ISTAMBUL, 24 Mai (Reuters) - A oposição rebelde da Síria tentava chegar a um acordo nesta sexta-feira para apresentar uma nova liderança para a negociação de paz proposta pelos Estados Unidos e Rússia para colocar fim a mais de dois anos de guerra civil.


Na semana passada, um grande ataque das forças do presidente Bashar al-Assad em uma cidade tomada pelos rebeldes está se desenhando como uma batalha crucial. Está atraindo integrantes do Hezbollah aliados de Assad e eleva as preocupações de que a guerra que já matou mais de 80 mil pessoas possa cruzar as fronteiras no coração do Oriente Médio.

Washington e Moscou foram obrigados a retomar a diplomacia nos últimos meses, uma vez que vieram à tona novos relatos de atrocidades, como acusações de uso de armas químicas e aumento de combatentes ligados à Al Qaeda entre os rebeldes.

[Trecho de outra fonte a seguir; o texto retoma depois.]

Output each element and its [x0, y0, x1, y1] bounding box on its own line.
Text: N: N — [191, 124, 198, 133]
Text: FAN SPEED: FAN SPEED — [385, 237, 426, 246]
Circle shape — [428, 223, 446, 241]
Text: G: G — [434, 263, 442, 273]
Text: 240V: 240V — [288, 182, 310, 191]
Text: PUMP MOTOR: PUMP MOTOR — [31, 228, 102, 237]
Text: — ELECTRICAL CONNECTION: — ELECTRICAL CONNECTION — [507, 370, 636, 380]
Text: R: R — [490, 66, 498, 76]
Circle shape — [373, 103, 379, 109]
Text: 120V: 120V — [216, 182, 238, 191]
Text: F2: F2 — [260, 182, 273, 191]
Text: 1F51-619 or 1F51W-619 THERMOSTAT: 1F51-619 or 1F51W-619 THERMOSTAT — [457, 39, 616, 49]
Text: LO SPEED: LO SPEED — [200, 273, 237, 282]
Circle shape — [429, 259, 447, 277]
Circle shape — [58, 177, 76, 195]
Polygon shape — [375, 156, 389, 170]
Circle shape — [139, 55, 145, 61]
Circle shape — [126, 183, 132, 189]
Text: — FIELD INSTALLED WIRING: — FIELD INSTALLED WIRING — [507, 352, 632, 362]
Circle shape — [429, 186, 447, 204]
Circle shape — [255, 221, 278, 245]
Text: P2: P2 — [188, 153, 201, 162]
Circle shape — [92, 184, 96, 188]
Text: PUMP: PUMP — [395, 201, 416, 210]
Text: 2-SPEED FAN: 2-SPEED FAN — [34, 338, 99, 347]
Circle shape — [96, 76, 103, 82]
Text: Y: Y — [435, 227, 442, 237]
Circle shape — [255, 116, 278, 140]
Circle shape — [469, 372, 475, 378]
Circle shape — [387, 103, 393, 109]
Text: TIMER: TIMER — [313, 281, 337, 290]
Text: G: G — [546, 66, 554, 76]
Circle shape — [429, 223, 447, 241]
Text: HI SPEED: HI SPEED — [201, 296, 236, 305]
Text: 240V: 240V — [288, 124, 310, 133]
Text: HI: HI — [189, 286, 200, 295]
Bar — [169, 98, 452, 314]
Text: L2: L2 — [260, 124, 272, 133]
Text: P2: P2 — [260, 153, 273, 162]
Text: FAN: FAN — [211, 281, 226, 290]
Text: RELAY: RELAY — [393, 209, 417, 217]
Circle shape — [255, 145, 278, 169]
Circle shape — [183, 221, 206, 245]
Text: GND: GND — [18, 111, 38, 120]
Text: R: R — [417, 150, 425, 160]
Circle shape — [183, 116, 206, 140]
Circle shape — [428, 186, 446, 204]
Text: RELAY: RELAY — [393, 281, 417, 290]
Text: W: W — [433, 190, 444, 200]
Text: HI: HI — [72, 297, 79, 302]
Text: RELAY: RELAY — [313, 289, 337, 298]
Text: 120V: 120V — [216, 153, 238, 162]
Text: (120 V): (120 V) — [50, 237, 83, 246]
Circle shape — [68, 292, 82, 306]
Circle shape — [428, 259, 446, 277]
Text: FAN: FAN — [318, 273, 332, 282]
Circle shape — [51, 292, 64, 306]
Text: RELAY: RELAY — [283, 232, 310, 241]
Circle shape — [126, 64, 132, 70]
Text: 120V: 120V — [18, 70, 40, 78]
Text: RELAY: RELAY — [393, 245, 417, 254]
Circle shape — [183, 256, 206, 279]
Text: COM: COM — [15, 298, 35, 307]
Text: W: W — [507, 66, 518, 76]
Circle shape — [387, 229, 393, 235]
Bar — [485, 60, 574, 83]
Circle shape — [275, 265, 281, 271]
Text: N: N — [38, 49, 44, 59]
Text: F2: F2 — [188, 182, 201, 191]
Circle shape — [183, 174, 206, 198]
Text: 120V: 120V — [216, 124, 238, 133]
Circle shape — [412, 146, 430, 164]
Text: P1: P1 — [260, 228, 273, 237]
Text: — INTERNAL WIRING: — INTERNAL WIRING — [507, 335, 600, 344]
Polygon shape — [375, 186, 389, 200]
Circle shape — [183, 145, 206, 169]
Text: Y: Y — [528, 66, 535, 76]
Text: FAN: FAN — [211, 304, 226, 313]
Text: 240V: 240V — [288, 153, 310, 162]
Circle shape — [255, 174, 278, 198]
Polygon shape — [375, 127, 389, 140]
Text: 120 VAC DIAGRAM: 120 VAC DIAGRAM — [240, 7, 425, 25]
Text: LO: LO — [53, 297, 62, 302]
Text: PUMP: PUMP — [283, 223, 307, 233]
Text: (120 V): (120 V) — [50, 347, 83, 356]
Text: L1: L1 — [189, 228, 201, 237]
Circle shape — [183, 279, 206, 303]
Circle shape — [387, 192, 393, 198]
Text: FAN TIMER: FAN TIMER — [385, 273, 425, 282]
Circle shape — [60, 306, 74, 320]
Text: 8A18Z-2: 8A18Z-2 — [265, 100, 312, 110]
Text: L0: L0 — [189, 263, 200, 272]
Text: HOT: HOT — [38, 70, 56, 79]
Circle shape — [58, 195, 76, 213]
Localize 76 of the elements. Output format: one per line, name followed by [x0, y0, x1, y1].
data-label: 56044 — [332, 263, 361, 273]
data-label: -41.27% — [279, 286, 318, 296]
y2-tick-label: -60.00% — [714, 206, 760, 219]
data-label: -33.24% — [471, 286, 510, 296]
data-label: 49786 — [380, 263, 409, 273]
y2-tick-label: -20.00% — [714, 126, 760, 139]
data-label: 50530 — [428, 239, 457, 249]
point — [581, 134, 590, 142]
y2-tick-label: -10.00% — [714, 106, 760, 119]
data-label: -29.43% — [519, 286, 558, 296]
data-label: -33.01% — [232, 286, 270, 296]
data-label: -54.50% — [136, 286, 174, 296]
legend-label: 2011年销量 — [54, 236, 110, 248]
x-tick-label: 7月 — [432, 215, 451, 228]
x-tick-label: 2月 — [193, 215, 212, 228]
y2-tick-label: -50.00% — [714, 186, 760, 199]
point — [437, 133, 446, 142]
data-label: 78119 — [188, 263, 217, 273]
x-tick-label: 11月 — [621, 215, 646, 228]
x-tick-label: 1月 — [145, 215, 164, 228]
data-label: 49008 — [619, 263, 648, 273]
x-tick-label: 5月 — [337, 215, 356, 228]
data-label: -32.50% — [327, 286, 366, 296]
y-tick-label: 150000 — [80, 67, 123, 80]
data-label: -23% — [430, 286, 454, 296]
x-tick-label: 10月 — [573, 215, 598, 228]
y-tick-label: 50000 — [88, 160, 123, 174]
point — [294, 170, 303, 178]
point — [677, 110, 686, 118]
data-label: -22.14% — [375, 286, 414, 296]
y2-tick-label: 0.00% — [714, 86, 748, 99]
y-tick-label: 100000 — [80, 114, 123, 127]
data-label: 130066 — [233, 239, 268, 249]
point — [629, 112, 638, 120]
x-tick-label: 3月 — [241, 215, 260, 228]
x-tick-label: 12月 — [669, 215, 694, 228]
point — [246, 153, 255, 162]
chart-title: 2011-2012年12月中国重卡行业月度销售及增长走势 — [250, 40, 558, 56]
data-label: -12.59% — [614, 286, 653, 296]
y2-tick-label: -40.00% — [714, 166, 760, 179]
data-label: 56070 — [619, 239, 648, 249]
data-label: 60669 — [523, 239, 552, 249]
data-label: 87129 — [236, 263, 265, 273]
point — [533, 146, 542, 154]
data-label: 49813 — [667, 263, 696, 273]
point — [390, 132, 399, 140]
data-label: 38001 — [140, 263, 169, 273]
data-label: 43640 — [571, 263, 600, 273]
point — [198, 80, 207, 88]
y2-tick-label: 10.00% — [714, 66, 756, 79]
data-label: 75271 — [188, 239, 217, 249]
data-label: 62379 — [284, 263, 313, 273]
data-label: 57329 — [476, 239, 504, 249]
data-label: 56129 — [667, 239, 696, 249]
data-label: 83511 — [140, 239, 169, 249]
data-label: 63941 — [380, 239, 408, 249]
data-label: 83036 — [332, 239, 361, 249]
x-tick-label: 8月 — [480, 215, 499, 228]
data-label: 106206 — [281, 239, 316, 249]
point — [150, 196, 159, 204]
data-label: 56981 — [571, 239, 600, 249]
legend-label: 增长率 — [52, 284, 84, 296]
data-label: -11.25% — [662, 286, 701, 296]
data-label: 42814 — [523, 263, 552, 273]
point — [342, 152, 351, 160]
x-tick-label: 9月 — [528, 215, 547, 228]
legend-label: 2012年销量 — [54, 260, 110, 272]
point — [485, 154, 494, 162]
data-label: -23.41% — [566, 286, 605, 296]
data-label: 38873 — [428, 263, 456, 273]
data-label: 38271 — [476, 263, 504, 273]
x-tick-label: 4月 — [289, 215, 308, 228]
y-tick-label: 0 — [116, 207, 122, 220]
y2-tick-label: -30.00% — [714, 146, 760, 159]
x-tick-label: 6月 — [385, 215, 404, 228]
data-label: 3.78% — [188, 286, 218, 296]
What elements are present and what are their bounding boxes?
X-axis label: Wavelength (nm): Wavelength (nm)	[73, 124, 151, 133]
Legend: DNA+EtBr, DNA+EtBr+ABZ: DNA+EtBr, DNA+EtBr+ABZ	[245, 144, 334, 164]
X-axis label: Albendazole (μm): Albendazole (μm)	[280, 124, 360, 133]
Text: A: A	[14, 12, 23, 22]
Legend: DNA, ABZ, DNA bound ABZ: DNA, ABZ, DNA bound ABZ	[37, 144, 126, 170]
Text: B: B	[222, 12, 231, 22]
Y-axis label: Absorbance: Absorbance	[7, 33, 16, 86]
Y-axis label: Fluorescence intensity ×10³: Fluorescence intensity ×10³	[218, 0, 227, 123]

O secretário de Estado norte-americano, John Kerry, e o ministro das Relações Exteriores russo, Sergei Lavrov, se reunirão em particular em Paris na segunda-feira para discutir as ações para reunir as partes em conflito da Síria, disseram autoridades dos Estados Unidos e da Rússia.

A Rússia afirmou que o governo da Síria concordou, em princípio, a participar da conferência de paz planejada, que deverá ser realizada em Genebra nas próximas semanas, e que "manifestou a disponibilidade" para encontrar uma solução política.


Sob intensa pressão internacional para resolver divisões internas para que possa desempenhar um papel significativo nas negociações, a Coalizão Nacional da Síria, que tem apoio do Ocidente, reuniu-se em Istambul para eleger novos líderes e ampliar sua participação.

Importantes figuras da oposição disseram que a participação da coalizão na conferência era provável, mas duvidaram que irá produzir qualquer acordo imediato para Assad deixar o poder, sua principal exigência.


"Estamos diante de uma situação em que todo mundo acha que haverá um casamento, quando a noiva está se recusando. O regime tem de mostrar um mínimo de vontade que está pronto para suspender o derramamento de sangue", disse Haitham al-Maleh, um integrante mais velho da coalizão.

O porta-voz da coalizão Khaled Saleh disse que o grupo quer evitar tomar parte em um processo de paz indefinido sem que Assad ceda o poder.

"Moscou quer que a oposição síria vá a Genebra sem pré-condições. Se formos lá e... sentarmos por meses será uma perda de tempo e de mais mártires sírios", disse Saleh.

Houve combates mais pesados nesta sexta-feira em Qusair, uma cidade que controla o acesso ao litoral que as forças de Assad e aliados do Hezbollah tentaram tomar em uma batalha que poderia ser um teste importante da capacidade de Assad para resistir à revolta.

Assad quer proteger a região costeira, que é a terra natal da minoria alauíta, uma ramificação do islamismo xiita. Ele é apoiado pelo Irã e Hezbollah contra os rebeldes sunitas, que recebem apoio de Arábia Saudita e Catar.

O Observatório Sírio para os Direitos Humanos, grupo de monitoramento pró-oposição com sede em Londres, disse que o Exército sírio e as forças do Hezbollah em Qusair estavam tentando isolar rebeldes na aldeia vizinha de Hamidiya.

A mídia estatal disse que o Exército tinha destruído "antros de terroristas" em Hamidiya e também havia matado oito "terroristas" em outra aldeia, Daba, perto de Qusair.